The U.S. Shouldn’t Make Its Semiconductor Policy All About China
Rest of World
The following is an excerpt from an article originally published in Rest of World by Asia Society Policy Institute's Center for China Analysis Junior Fellow Johanna Costigan and Intern (Fall 2022) Aidan Powers-Riggs.
American chip policy doesn’t just hurt China. It hurts Taiwan, too.
Under the Biden administration, the U.S. has taken a maximalist approach to containing China’s technological rise. In October last year, Washington imposed controls on advanced semiconductor exports to China, and in December, blacklisted an additional 21 Chinese companies in the chip sector. Since 2021, the American government has also successfully pressured Taiwanese chip giant Taiwan Semiconductor Manufacturing Company (TSMC) to open manufacturing facilities (or “fabs”) in the U.S. — a move that has ignited concerns about fairness and feasibility among the company’s employees.

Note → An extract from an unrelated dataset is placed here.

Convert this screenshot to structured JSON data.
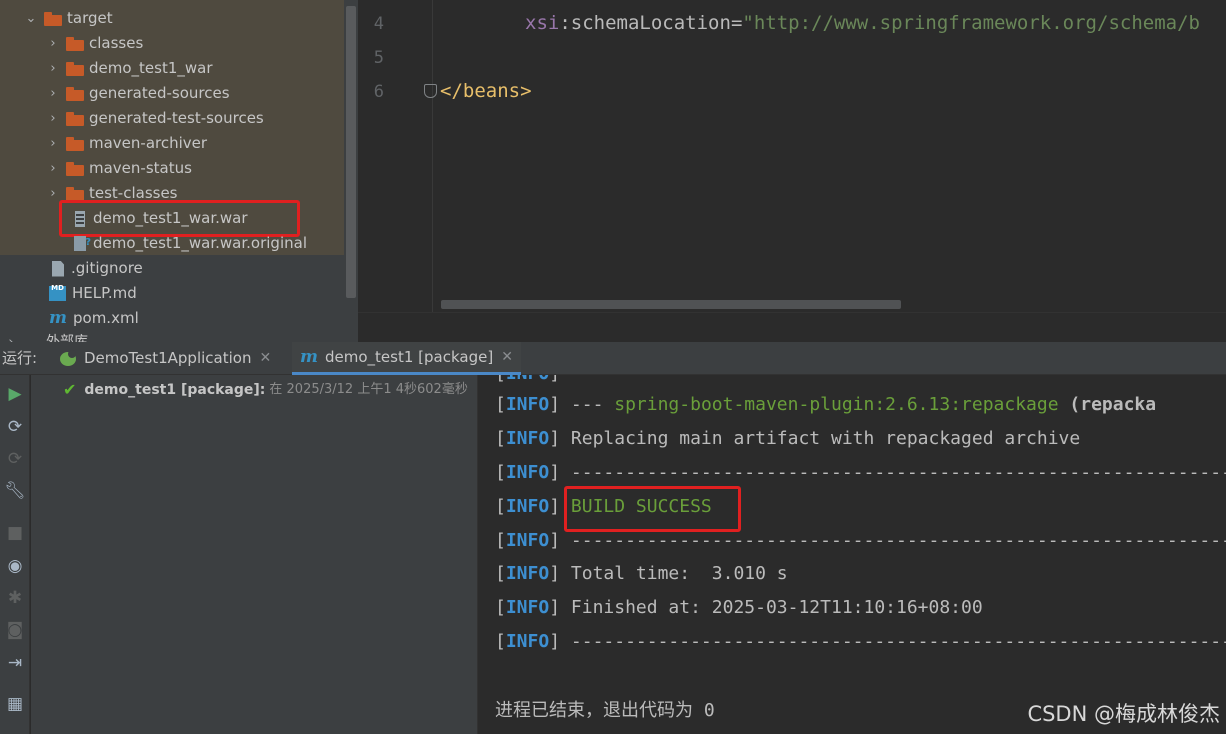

Through these actions, the Biden administration has explicitly abandoned the previous U.S. approach to critical technologies — to stay “a couple of generations ahead” — for one that aims to gain “as large of a lead as possible,” in the words of the National Security Adviser, Jake Sullivan. This approach, aimed at curtailing China’s technological and economic rise, overlooks the interests of U.S. allies and partners — most significantly, those of Taiwan, where over 90% of advanced chips are manufactured.
The United States’ push towards decoupling has been evident in its efforts to onshore and friendshore chip production, through relocating supply chains to domestic soil and proposing the “Chip 4” alliance with Taiwan, South Korea, and Japan. This shift — set into motion by former president Donald Trump’s government and continued under Biden — threatens the success model of Taiwan’s semiconductor manufacturers, such as TSMC, the world’s largest and most profitable chipmaker. It also forces Taiwan’s semiconductor industry, key to the island’s prosperity, into difficult trade-offs that pit its short-term success against its long-term survival.
Until 2020, two major advantages allowed Taiwan’s semiconductor industry to achieve uncontested dominance: its insulation from political interference, and open access to global research and development. While Taiwan’s chip industry grew out of a government-led initiative, it was overseen by technocrats and engineers concerned primarily with technological development: solving technical and scientific challenges, rather than rewarding political allies or building new tools for the country’s military and security services.
Thanks to the globalized manufacturing systems and open trade landscape of the 1990s and 2000s, TSMC introduced the secret to its success: a “pure-play foundry model.” This model meant that TSMC’s sole role was to produce chips for “fabless” companies — it allowed them to compete with industry giants such as Intel and Samsung. Smaller firms could then focus on specialized components of the supply chain, such as manufacturing, design, and software, making the industry both diverse and efficient. Taiwan’s chipmakers mastered the art of packing tens of millions of transistors onto a silicon chip the size of a fingernail, allowing computers to grow faster, smaller, and more powerful. The island, and the rest of the world, benefited.
But by focusing on semiconductor indigenization, the U.S.’ strategy threatens the success model of Taiwan’s chip companies, which is highly dependent on an open global economy. In 2020, when the Trump administration blocked shipments of semiconductors to Chinese telecommunications giant Huawei and its semiconductor design subsidiary HiSilicon, TSMC was forced to end its business with HiSilicon — its second-largest customer, accounting for up to 15% of TSMC’s annual revenue.